Other portions of the stolid institution were revitalized: new centers proliferated. A center for health communications opened on Tuft’s Boston campus, followed by another on environmental management, and another on aging. Mayer’s burst of  activity lifted the perception of Tufts as “a sound, middle-aged university that seemed forever in the shadow of Harvard and MIT.” His feverish pace attracted critics, but few could argue that he wasn’t doing his job: shortly after assuming the role, Mayer launched a $145 million capital campaign, the largest in the school’s history.

His many changes ruffled some feathers. “I had to replace every dean and vice president because they were not performing as I expected,” Mayer told the New York Times. Such bold claims were characteristic of Mayer, who nevertheless, struck many as “warm, thoughtful, [and] witty.”

— Redacted from “Jean Mayer’s Decade at Tufts: A Stamp of Passion,” in The New York Times, June 8, 1986.


Mayer’s New York Times Obituary

A Dazzling Career

Dr.

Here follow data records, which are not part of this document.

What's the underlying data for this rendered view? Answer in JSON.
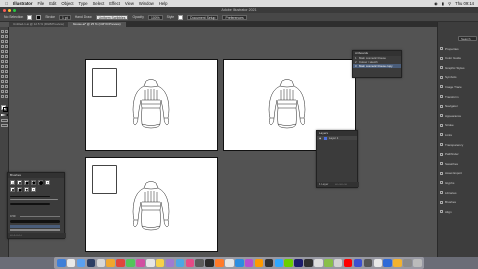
{
  "menubar": {
    "app": "Illustrator",
    "items": [
      "File",
      "Edit",
      "Object",
      "Type",
      "Select",
      "Effect",
      "View",
      "Window",
      "Help"
    ],
    "clock": "Thu 09:14"
  },
  "window_title": "Adobe Illustrator 2021",
  "control_bar": {
    "selection_label": "No Selection",
    "stroke_label": "Stroke",
    "stroke_value": "1 pt",
    "brush_label": "Hand Draw",
    "brush_field": "Uniform Scribbles",
    "opacity_label": "Opacity",
    "opacity_value": "100%",
    "style_label": "Style",
    "doc_setup": "Document Setup",
    "preferences": "Preferences"
  },
  "tabs": [
    {
      "label": "Untitled-1.ai @ 12.5 % (RGB/Preview)",
      "active": false
    },
    {
      "label": "blouse.ai* @ 25 % (CMYK/Preview)",
      "active": true
    }
  ],
  "right_panel": {
    "search_label": "Search",
    "items": [
      "Properties",
      "Color Guide",
      "Graphic Styles",
      "Symbols",
      "Image Trace",
      "Transform",
      "Navigator",
      "Appearance",
      "Stroke",
      "Links",
      "Transparency",
      "Pathfinder",
      "Swatches",
      "Asset Export",
      "Glyphs",
      "Libraries",
      "Brushes",
      "Align"
    ]
  },
  "artboards_panel": {
    "title": "Artboards",
    "rows": [
      {
        "num": "1",
        "label": "Main cosmetic blouse",
        "selected": false
      },
      {
        "num": "2",
        "label": "Colour / sketch",
        "selected": false
      },
      {
        "num": "3",
        "label": "Main cosmetic blouse copy",
        "selected": true
      }
    ]
  },
  "layers_panel": {
    "title": "Layers",
    "layer_name": "Layer 1",
    "footer": "1 Layer"
  },
  "brushes_panel": {
    "title": "Brushes",
    "size_label": "0.50"
  },
  "dock": {
    "colors": [
      "#3f7fd8",
      "#e9e9e9",
      "#5aa0f0",
      "#2b3d63",
      "#d8d8d8",
      "#f0a72e",
      "#e0453c",
      "#53c45a",
      "#d14fa1",
      "#e6e6e6",
      "#f7d248",
      "#9f7bd1",
      "#4ca7e4",
      "#e64a86",
      "#5b5b5b",
      "#2a2a2a",
      "#ff7a2a",
      "#e5e5e5",
      "#2c8de0",
      "#b64fd1",
      "#ff9a00",
      "#333333",
      "#31a8ff",
      "#6ad000",
      "#1d1d6b",
      "#303030",
      "#dddddd",
      "#89bf4a",
      "#d3d3d3",
      "#ff0000",
      "#3b4fd1",
      "#555555",
      "#e8e8e8",
      "#2f6ad8",
      "#f3b22f",
      "#8b8b8b",
      "#bbbbbb"
    ]
  }
}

Jean Mayer’s career was stunning in its breadth and diversity: French-born, Mayer fought with great distinction for the Free French forces during World War II, acquiring a dozen-odd lofty military honors. In his academic career, he became a global spokesperson on issues of poverty, aging, malnutrition, and obesity, advising three presidents on national policies and global, penning some 750 academic papers and 10 books. He taught at Harvard for 25 years, before proceeding to helm Tufts for nearly two decades, transforming a small liberal-arts college into a research university.

Advised Presidents

Mayer was an adviser to President Richard M. Nixon, and organized the 1969 White House Conference on food, Nutrition, and health, which led to the introduction of food stamps for the poor and an expansion of the school lunch program for the needy.

He traveled on relief missions around the world, raising the profile of global poverty an nutrition issues, and promoting increased foreign aid to poverty-stricken regions.

— From Jean Mayer’s New York Times obituary, January 2, 1993.